So I actually found two ways to fix this after a significant amount of investigation.
The route parameter is not provided as the context of the router is the same as the one you have in the component embedding the <router-outlet>
. As we are not within the router outlet, we don't have a route bound to the outlet, thus we don't have route parameters propagated.

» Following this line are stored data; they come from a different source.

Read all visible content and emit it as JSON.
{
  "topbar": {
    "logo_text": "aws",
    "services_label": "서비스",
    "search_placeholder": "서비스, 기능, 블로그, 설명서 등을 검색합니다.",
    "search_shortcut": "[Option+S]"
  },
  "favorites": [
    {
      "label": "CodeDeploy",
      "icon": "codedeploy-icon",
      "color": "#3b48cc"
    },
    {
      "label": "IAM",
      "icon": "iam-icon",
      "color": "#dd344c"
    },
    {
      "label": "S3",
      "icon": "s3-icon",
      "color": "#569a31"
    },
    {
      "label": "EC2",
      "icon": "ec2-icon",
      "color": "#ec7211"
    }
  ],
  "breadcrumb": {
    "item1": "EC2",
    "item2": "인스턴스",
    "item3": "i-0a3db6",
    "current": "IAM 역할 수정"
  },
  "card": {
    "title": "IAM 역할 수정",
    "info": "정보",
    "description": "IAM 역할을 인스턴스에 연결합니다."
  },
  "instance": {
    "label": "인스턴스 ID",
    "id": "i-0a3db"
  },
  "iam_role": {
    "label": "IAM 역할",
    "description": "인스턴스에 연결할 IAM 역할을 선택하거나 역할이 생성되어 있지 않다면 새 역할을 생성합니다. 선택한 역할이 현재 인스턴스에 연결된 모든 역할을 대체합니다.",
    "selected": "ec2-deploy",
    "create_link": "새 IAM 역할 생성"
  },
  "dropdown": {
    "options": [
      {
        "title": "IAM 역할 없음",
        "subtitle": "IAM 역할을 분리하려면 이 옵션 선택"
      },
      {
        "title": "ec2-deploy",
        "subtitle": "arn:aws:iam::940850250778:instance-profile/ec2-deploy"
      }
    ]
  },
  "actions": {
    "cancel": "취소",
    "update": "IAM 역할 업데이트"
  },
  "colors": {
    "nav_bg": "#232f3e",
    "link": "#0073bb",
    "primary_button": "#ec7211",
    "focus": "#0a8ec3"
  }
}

Solution 1: make it as if you were in the router outlet
This solution basically overrides the ActivatedRoute
provider to provide the first child of the router. This uses the same injection mechanism as its definition, but provides the first child of the root context instead of the root context:
TestBed.configureTestingModule({
imports: [
RoutingExamplesModule,
RouterTestingModule.withRoutes([
// ...
])
],
providers: [
// Patches the activated route to make it as if we were in the
// <router-outlet>, so we can access the route parameters.
{
provide: ActivatedRoute,
useFactory: (router: Router) => router.routerState.root.firstChild,
deps: [Router],
}
],
});
Tradeoff: this means the navigation needs to be triggered before the component instantiation, otherwise you will not have the first child of the route defined:
beforeEach(async () => {
TestBed.configureTestingModule( ... );
router = TestBed.get(Router);
await router.navigate(["route", "1234"]);
fixture = TestBed.createComponent(RoutingExamplesComponent);
});
Solution 2: bootstrap the component in a router outlet
This basically means you instantiate a trivial component simply rendering <router-outlet></router-outlet>
and you create this component.
Tradeoff: you no longer have access to the fixture out of the box, you need to retrieve the debug component.